Alice Heimann scende con calviniana leggerezza le scalinate della nativa Lione, alla quale è tornata dopo anni di studi prestigiosi e viaggi formativi fuori dalla Francia. Pensa che il suo nuovo incarico negli uffici municipali della città abbia a che fare con le competenze pratiche acquisite, ma si sbaglia: in virtù di un curioso paradosso che è cifra saliente del secondo lungometraggio di Nicolas Pariser, la giovane non è chiamata a eseguire mansioni consuetudinarie, ma al contrario a creare spazi di pensiero. La ragione? Il sindaco Paul Théraneau, dopo trent’anni di politica attiva sul fronte socialista, ammette di essere spossato, in piena crisi di idee, e spera che sia proprio la normalista neoassunta, “filosofa” come un’etichetta di comodo immediatamente la riduce, a generare un nuovo ordine di pensiero per l’amministrazione da lui guidata.

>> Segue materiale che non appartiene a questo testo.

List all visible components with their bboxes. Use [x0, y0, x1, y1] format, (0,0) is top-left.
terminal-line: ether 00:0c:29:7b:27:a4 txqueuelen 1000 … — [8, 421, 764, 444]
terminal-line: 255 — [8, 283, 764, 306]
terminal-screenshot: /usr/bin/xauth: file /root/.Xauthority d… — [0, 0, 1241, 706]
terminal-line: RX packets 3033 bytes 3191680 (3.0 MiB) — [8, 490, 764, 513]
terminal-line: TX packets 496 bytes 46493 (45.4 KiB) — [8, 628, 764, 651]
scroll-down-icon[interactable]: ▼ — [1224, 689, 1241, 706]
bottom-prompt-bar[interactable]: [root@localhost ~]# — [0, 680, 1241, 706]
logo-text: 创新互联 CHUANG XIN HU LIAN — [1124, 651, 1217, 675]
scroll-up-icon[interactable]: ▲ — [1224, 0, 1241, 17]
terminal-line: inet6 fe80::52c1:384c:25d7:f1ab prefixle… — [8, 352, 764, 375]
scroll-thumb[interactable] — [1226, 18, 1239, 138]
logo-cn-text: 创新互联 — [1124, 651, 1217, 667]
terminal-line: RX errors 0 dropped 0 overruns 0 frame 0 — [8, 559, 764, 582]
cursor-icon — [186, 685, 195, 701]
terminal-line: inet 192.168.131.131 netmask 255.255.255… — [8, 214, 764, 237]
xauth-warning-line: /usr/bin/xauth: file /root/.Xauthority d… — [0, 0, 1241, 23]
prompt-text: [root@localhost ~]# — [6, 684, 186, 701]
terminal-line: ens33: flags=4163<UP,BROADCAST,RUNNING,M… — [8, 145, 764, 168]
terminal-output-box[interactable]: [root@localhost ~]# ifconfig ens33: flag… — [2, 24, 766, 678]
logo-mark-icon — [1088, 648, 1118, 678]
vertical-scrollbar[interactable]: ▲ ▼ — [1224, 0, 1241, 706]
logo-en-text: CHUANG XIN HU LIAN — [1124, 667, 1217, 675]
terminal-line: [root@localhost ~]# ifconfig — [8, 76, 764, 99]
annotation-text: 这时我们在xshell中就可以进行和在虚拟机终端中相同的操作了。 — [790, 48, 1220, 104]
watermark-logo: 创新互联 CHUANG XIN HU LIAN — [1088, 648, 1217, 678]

Si apre così Alice e il sindaco, rohmeriano non solo nel titolo, apologo filosofico e commedia naturalistica in 35 mm con cui Pariser – dopo il paranoide polar d’esordio Le Grand Jeu (2015) – si conferma personalissimo autore, tra gli sguardi più curiosamente politici della sua generazione, capace di rielaborare con rarefazione codici e canoni tradizionali per indagare la crisi civica del contemporaneo. Che in questa sua opera seconda, decisamente dialogue-driven ma tutt’altro che statica, la crisi in questione non riguardi soltanto le maschere del potere ma la dimensione intima di una vocazione sempre più frustrata al bene comune, alla democrazia stessa, Pariser offre svariate prove di scrittura e regia, intuendo nella relazione platonica e quasi filiale tra i due protagonisti il nodo trainante di una storia giocoforza corale, dove una divertita galleria tipologica di personaggi infittisce tanto le dinamiche narrative quanto un complessivo senso di smarrimento intorno alla realtà, nell’incessante cortocircuito tra parole, idee e sguardi.
Attraverso le prove di Fabrice Luchini e di Anaïs Demoustier – quest’ultima premiata con il César a quasi un anno dalla presentazione del film alla Quinzaine des Réalisateurs – Alice e il sindaco si dimostra un progetto unico per libertà e intelligenza, intrecciando erudizione e comico con una sottigliezza che non diventa mai formula di se stessa o viatico giudicante. Nel suo smascherare con discrezione le infinite variazioni del linguaggio e il vuoto della comunicazione cui la politica ormai si è consegnata, la sintesi che il film opera è tanto originale quanto inimmaginabile in assenza di illuminate premesse produttive (in Italia, ad esempio, un progetto simile non partirebbe mai). Lo stallo che il racconto mette in campo è intergenerazionale, offrendo simultaneamente il ritratto di due solitudini, quella dei giovani intellettuali che non hanno chiaro il disegno della propria vita in relazione al proprio impegno o bagaglio, e quella dei veterani della cosa pubblica che al contrario non sanno più cosa dire a dispetto della loro posizione. Non c’è scontro, ma discussione, e forse ascolto che diviene reciproco arricchimento, anche quando la postura più sana da assumere, di fronte alla difficoltà di interpretare il contemporaneo e il compito della politica, potrebbe rivelarsi l’«I would prefer not to» dello scrivano di Melville.